By completing authentication before callers hear "hello," this method is much faster and more secure than post-answer authentication strategies, like KBA. Callers that are deterministically authenticated receive an authentication token, a strong sign of their trustworthiness. They may be routed into a trusted caller flow for faster service and offered self-serve options that are typically too risky with KBA: account transfers, contact information updates, and PIN resets. Agents see customer records at the moment of connection—even when callers use different phone numbers than those on record. Unknown callers are identified via an authoritative database of precise linkages between each consumer’s name, phone number and phone activity.
Call centers can refocus valuable fraud-fighting resources by stratifying non-authenticated callers into “trust levels” using probabilistic risk assessment. Moderately trusted callers receive faster-than-normal authentication. Unknown but credentialed phone numbers can be added to the caller’s account to streamline authentication of future calls from that device. Less-trusted callers experience standard KBA questions and IVR permissions. Only risky callers encounter stepped-up authentication or the full focus of fraud-fighting resources. This reduces the fraud department’s search for “a needle in a haystack” into a more efficient search in a much smaller population.

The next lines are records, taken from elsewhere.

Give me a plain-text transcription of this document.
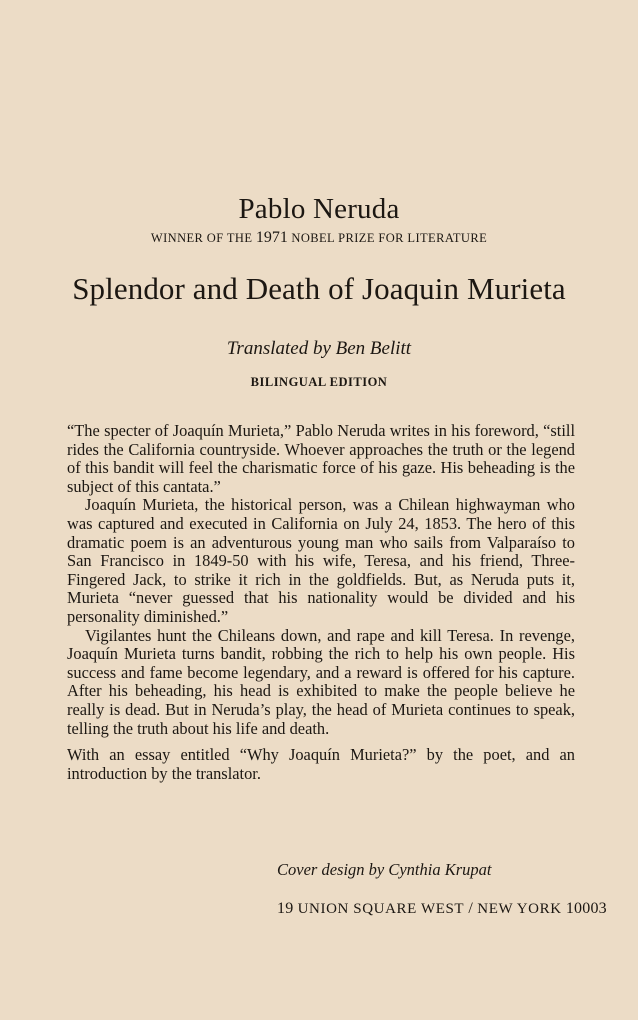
Pablo Neruda
WINNER OF THE 1971 NOBEL PRIZE FOR LITERATURE
Splendor and Death of Joaquin Murieta
Translated by Ben Belitt
BILINGUAL EDITION

“The specter of Joaquín Murieta,” Pablo Neruda writes in his foreword, “still rides the California countryside. Whoever approaches the truth or the legend of this bandit will feel the charismatic force of his gaze. His beheading is the subject of this cantata.”

Joaquín Murieta, the historical person, was a Chilean highwayman who was captured and executed in California on July 24, 1853. The hero of this dramatic poem is an adventurous young man who sails from Valparaíso to San Francisco in 1849-50 with his wife, Teresa, and his friend, Three-Fingered Jack, to strike it rich in the goldfields. But, as Neruda puts it, Murieta “never guessed that his nationality would be divided and his personality diminished.”

Vigilantes hunt the Chileans down, and rape and kill Teresa. In revenge, Joaquín Murieta turns bandit, robbing the rich to help his own people. His success and fame become legendary, and a reward is offered for his capture. After his beheading, his head is exhibited to make the people believe he really is dead. But in Neruda’s play, the head of Murieta continues to speak, telling the truth about his life and death.

With an essay entitled “Why Joaquín Murieta?” by the poet, and an introduction by the translator.

Cover design by Cynthia Krupat
19 UNION SQUARE WEST / NEW YORK 10003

False positives and false negatives are all but eliminated. Since most callers can be deterministically authenticated with their devices, they will never enter a fraud review queue as a false positive. That allows the fraud department to focus its costly resources on the fewer remaining callers. The results of each non-authenticated caller’s probabilistic risk assessment may be analyzed in conjunction with other signals. However, unlike post-answer authentication approaches, which require fraud feedback in order to ward off future attacks from the same source, device-based authentication doesn’t require a fraud incident before flagging a risky caller. Detecting and preventing “first-time attacks” provides immediate value in reducing fraud loss, while also providing an important signal for other fraud tools’ future reference.
Device-based inbound authentication satisfies contact centers' disparate needs. The process takes full advantage of the unique power of physical calling devices as ownership-based authentication tokens to improve fraud detection rates, customer experience, and operational efficiency.
Treat each inbound caller by their trustworthiness
Pre-answer authentication allows contact centers to provide the experience consumers expect without increasing the risk of fraud. Stratifying callers by trust level reduces false positives sent to the fraud department and shrinks the pool of callers that merit closer scrutiny. Shortening the authentication experience for trustworthy callers improves customer satisfaction and reduces average handle time. Shielding against social engineering attacks allows agents to focus on speedy resolution of more complicated matters.
These are powerful advantages under normal circumstances. But these are not normal circumstances. As the country continues to feel the impact of COVID-19, contact centers must serve more callers with fewer agents safely and efficiently. As contact centers stand at the front lines of customer service, inbound caller authentication sets the tone for the rest of the interaction. Identifying and authenticating callers before they reach the IVR or an agent restores trust in the contact center experience.